Raccontare la Valsesia e le Valli dell’Ossola, e i sentieri in Ossola e Valsesia, ha significato molto, per me, soprattutto perchè queste vallate sono lo scrigno dei miei inizi con la montagna, prima, e con la fotografia in montagna, poi. Il tutto, forse e probabilmente, è dovuto al Monte Rosa, al sentimento che mi lega a quella che, per me, non sarà ma solo una massa di roccia e ghiaccio, ma molto di più. Il Rosa si vede dalla mia casa, dalle zone di pianura del Parco del Ticino, dove vivo. Per me è una sorta di faro, una stella cometa che indica la via della montagna. E’ anche una specie di punto d’unione tra l’Ossola e la Valsesia, come se da “lui stesso” si diramassero poi tutte le valli e le cime che originano le altre zone di questo splendido agglomerato di montagne. Tornando a me stesso, alle gite, alle ascensioni ed alle tantissime fotografie che ho scattato negli anni, non posso fare a meno di pensare che ogni attimo impiegato per realizzare questa pubblicazione sia coinciso con momenti di vita diversi, situazioni diverse, macchine fotografiche ed ottiche diverse e articoli diversi, pubblicati su riviste diverse. Tutto, infine, mi ha portato alla realizzazione di questo progetto.
Le uniche due foto scattate per ricordo
Ogni foto, quasi tutte, ha una sua storia, spesso legata a un momento di vita. Infondo, non sono la memoria e il ricordo, il fine ultimo della fotografi. In questo caso, in effetti, lo scopo è diverso e professionale, ovvero l’illustrazione di un progetto fotografico, ovvero di un libro. Un paio di foto pubblicate nel libro, però, sono state scattate prima che iniziassi a intraprendere la professione di fotografo. Solo due? Mi sa proprio di sì. Le due foto che vedete sotto hanno visto la luce con il solo fine di serbare il ricordo di un momento.
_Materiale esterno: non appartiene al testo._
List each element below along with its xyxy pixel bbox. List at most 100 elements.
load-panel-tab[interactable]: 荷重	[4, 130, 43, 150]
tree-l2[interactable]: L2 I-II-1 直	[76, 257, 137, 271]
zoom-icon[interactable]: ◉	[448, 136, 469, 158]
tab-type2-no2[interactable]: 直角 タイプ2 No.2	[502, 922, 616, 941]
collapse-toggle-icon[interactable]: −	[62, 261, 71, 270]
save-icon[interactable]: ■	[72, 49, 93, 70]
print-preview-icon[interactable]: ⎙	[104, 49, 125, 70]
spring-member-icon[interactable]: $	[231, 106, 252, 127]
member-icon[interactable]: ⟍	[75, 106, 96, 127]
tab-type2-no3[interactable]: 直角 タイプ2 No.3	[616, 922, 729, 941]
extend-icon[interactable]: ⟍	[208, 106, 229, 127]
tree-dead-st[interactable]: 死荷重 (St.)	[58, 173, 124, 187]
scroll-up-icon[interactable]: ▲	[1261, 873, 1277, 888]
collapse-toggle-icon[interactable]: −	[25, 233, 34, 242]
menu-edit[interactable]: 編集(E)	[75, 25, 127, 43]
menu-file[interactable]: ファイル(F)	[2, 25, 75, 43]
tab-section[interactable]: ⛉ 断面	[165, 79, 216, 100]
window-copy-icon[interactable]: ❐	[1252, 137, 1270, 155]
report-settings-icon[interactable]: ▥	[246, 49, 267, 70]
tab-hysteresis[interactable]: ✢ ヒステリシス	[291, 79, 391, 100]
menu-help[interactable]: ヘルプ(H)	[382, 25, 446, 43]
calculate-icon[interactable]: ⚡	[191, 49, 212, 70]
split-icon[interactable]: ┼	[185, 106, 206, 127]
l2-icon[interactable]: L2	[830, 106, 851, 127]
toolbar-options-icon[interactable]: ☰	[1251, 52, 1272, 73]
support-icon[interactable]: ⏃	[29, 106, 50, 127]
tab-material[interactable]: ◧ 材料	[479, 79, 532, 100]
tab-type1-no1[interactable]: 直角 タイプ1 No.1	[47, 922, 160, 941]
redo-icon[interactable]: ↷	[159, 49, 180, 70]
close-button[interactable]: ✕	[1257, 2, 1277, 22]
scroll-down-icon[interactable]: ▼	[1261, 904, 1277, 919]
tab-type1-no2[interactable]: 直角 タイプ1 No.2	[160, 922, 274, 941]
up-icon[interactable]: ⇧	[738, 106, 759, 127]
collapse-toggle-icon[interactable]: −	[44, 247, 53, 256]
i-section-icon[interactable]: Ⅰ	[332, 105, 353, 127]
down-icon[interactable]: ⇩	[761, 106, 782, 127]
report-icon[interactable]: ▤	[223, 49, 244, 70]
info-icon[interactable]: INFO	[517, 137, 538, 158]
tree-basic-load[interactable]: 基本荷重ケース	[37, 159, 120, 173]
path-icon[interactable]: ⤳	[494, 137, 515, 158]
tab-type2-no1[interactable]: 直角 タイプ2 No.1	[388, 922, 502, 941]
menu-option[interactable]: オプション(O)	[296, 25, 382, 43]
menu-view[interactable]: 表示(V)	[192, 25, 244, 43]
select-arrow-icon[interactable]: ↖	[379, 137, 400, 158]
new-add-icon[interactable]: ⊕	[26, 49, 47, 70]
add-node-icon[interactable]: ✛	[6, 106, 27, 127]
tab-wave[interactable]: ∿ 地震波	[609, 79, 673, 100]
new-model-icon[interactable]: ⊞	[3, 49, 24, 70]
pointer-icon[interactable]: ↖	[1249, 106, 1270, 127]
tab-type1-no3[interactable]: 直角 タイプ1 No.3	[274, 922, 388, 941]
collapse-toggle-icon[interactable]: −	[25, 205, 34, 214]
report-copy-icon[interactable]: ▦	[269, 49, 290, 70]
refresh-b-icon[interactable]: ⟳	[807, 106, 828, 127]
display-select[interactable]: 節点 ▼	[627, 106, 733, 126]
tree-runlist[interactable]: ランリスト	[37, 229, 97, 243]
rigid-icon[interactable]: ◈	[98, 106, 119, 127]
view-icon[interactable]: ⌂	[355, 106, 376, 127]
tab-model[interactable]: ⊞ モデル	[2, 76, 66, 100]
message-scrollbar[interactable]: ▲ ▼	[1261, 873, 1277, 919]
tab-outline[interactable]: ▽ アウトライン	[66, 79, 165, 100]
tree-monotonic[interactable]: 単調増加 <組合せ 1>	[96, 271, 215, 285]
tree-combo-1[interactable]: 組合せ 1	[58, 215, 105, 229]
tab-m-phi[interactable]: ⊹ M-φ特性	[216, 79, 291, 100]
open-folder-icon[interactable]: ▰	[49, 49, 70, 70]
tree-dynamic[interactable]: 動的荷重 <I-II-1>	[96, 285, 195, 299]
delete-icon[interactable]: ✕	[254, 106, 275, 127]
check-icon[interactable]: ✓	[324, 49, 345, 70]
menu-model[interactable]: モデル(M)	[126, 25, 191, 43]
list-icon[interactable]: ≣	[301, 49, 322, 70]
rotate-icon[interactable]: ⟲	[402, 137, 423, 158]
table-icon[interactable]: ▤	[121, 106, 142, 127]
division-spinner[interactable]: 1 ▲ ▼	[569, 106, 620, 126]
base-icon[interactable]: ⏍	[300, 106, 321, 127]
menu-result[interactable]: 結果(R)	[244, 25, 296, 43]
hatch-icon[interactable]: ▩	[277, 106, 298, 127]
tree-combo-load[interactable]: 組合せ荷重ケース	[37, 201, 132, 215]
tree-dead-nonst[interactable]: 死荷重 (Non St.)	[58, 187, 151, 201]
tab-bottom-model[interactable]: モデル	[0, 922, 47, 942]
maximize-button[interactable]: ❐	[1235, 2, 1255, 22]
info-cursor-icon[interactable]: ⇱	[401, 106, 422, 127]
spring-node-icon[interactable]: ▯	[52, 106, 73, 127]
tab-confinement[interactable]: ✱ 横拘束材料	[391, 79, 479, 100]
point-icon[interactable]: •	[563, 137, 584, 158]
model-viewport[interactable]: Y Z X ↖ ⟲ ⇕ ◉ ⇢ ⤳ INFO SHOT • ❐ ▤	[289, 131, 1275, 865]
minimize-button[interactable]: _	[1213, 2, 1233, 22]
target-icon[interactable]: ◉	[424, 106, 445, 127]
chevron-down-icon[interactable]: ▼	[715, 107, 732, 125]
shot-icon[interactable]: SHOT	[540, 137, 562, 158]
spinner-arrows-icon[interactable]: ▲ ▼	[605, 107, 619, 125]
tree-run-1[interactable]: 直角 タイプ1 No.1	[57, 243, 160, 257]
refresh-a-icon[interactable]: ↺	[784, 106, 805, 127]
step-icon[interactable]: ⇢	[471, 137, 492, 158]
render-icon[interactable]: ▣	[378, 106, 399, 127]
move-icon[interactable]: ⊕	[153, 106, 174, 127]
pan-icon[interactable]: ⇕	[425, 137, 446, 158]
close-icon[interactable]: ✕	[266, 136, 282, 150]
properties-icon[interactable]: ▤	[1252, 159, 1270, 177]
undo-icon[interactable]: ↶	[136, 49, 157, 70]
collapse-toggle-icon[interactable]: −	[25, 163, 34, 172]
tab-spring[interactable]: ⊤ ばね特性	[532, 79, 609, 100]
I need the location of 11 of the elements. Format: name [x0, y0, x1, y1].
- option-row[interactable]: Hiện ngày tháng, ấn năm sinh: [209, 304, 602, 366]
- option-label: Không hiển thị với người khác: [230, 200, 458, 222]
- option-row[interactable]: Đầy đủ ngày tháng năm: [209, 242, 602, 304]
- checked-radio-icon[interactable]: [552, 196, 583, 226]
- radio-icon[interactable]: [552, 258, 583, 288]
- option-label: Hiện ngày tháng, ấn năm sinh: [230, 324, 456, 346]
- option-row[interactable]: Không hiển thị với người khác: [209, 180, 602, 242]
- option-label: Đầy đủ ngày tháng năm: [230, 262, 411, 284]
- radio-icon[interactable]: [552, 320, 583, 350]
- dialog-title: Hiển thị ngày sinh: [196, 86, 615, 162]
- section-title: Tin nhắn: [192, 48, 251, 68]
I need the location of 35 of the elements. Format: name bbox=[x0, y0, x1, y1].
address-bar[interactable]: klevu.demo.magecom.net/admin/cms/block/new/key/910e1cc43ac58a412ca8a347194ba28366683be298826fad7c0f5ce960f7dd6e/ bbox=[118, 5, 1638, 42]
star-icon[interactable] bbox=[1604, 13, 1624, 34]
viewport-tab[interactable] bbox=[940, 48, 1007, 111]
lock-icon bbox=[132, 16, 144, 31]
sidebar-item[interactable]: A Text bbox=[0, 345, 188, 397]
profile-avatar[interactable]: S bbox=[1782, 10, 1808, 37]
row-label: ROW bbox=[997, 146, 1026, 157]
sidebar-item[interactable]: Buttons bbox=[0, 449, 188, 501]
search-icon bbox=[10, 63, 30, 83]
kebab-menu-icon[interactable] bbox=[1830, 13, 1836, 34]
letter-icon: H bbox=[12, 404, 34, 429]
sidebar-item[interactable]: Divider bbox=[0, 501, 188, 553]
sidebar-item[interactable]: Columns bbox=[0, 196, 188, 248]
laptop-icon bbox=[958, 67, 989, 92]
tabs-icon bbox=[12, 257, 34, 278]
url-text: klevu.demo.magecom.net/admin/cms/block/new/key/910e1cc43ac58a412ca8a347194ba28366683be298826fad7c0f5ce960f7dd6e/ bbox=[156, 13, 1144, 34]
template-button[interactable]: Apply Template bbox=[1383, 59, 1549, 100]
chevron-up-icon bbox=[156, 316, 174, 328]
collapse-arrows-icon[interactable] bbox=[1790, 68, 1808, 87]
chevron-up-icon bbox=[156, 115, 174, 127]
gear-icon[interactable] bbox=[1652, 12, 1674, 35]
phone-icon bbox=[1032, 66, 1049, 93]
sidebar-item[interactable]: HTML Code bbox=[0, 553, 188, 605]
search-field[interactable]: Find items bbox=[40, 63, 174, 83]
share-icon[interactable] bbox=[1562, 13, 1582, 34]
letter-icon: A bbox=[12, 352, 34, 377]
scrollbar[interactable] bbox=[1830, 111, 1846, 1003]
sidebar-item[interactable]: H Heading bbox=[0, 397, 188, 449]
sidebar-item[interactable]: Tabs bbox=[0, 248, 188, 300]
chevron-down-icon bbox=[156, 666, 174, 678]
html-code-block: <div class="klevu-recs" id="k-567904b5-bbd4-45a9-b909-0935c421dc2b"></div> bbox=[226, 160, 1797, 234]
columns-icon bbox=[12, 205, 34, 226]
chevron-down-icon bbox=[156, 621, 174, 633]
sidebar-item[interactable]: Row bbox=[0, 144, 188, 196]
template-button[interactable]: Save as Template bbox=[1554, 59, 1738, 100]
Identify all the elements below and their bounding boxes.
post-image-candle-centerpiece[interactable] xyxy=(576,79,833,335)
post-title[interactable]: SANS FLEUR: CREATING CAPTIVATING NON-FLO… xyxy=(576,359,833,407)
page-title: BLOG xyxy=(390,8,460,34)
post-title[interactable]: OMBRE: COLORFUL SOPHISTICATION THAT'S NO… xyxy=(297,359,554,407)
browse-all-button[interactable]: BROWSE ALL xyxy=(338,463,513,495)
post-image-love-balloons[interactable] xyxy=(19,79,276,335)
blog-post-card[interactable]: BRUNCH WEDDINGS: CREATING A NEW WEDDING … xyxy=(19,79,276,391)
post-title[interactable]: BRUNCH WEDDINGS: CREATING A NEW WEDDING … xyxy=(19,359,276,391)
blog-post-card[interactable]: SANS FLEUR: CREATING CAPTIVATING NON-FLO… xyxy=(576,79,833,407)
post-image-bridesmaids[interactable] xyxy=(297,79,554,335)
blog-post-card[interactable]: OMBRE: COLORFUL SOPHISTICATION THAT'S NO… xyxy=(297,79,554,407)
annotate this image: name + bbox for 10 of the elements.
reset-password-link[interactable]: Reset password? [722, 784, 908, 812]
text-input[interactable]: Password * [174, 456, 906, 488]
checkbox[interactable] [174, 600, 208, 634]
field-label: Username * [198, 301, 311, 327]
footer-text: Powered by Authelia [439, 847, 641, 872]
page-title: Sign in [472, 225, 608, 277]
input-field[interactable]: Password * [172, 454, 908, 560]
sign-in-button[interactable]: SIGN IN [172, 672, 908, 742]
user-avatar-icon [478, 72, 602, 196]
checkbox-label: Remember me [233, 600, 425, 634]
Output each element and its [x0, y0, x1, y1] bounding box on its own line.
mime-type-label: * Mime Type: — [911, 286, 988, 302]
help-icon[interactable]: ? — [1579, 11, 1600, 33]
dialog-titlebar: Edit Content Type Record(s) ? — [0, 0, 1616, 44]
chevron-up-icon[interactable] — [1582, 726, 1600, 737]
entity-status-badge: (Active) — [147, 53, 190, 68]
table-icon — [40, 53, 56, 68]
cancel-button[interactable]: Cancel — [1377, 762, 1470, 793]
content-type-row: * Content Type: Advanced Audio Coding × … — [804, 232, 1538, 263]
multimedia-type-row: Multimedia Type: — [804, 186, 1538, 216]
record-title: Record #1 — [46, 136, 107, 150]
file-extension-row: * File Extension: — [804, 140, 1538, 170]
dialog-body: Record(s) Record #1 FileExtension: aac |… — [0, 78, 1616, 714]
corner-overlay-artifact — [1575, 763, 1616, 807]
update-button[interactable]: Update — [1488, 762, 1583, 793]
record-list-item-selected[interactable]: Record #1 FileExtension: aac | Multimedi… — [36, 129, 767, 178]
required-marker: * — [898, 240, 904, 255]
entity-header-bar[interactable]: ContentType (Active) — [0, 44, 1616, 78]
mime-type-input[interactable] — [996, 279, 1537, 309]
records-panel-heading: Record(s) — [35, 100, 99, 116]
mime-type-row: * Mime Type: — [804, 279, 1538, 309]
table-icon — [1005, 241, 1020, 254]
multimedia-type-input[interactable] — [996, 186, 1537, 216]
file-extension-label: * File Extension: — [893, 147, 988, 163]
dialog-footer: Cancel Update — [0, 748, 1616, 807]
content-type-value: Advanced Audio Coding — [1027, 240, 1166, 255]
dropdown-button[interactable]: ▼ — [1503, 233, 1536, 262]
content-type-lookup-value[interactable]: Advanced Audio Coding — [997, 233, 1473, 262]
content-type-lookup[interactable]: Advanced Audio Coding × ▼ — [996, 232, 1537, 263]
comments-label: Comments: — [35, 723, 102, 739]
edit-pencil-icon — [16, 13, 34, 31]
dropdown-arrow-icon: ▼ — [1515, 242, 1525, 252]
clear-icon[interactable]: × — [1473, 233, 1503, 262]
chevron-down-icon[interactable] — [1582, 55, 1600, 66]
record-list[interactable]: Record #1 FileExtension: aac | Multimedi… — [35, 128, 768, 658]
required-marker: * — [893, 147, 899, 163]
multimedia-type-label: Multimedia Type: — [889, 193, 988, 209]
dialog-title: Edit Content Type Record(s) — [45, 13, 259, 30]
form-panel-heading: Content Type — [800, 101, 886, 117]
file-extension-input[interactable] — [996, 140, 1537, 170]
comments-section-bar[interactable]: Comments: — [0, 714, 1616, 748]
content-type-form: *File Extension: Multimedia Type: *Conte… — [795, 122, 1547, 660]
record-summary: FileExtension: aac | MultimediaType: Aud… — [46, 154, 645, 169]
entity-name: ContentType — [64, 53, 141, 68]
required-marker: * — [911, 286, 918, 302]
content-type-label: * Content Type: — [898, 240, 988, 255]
Tutte le altre sono state scattate per scopi professionali, soprattutto per l’illustrazione di articoli su riviste patinate (cartacee: di questi tempi è opportuno specificare), di libri o durante workshop fotografici di FotoPerCorsi.
La prima delle due foto ricordo. Direi che è un bello scatto, anche se sono sicuramente influnezato dal ricordo personale di un bellissimo momento. Lo scatto è del 1995, credo. Il mio primissimo approccio con il Devero e la visione spelendida del riflesso dei colori autunnali di Codelago. Inutile dire che ho moltissime foto di questo luogo, annche scattate in anni recentissimi, soprattutto durante i miei workshop di fotografia. Questa immagine, però, meritava di essere pubblicata, anche a doppia pagina, tra l’altro. Specifico che non sono stato io a sceglierla. Preparare un libro è un lavoro di gruppo. L’impaginato e la scelta delle foto spetta al grafico, scelto dall’editore. Il lavoro è stato eseguito dalla bravissima Chiara Benedetto di Versante Sud. Codelago o Lago Devero; Minolta X700; Rokkor 28 mm 2,8; Kodak Elite 100. Scansione con Nikon Coolscan V.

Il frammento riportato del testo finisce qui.